Die Bibel aus den Augen der Geographie

Satellitenaufnahme des See Genezareth. Foto: NASA Earth Observatory

„Und es begab sich an einem der Tage, dass er in ein Boot stieg mit seinen Jüngern; und er sprach zu ihnen: Lasst uns ans andere Ufer des Sees fahren. Und sie stießen vom Land ab. Und als sie fuhren, schlief er ein. Und es kam ein Windwirbel über den See und die Wellen überfielen sie, und sie waren in großer Gefahr“ (Lukas 8,22-23 LUT). Der Sturm auf dem See Genezareth und die drauffolgende Stillung desselbigen durch die Machtworte Jesu ist eine bekannte Erzählung des neuen Testaments, die auch in den Evangelien von Matthäus (8,24) und Markus (4,37) auftaucht. Jeder der Evangelisten erzählt das Geschehen nur knapp und dennoch wird dem aufmerksamen Leser deutlich, dass es ein äußerst kräftiger Sturm gewesen sein muss, der den Jüngern um die Ohren fegte.
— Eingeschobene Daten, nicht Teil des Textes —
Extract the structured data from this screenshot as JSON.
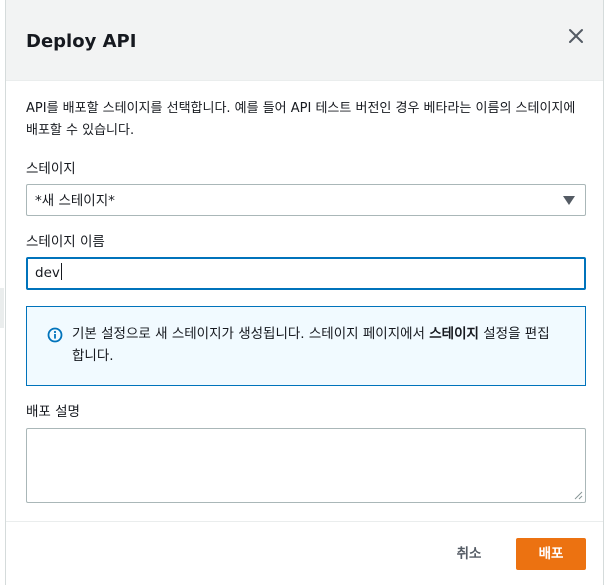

Auch in der jüngeren Vergangenheit wurde immer wieder unter Beweis gestellt, zu welchen Winden es auf dem See kommen kann. So kam es beispielsweise im Mai 2022 zu solch starken Stürmen, dass die Uferpromenade bei Tiberias stark beschädigt wurde. Nun, dieser Artikel will der Frage nachgehen, was es mit dem See Genezareth auf sich hat. Wie kann es auf einem augenscheinlich gewöhnlichen See zu Wind und Wellen solchen Ausmaßes kommen?

Um viele biblische Texte besser zu verstehen, kann es neben zusätzlichem Wissen über Geschichte, Kultur und Literatur auch hilfreich sein, Wissen der Landeskunde heranzuziehen. Im Falle unseres Beispiels lassen sich die gewaltigen Stürme nämlich durch die besondere Geographie Israels erklären, die damals wie heute die Möglichkeit starker Windverhältnisse verursacht. Es lohnt sich also mehr über das Land Israel und dessen Geographie zu erfahren – sowohl allgemein als auch für die biblische Lektüre.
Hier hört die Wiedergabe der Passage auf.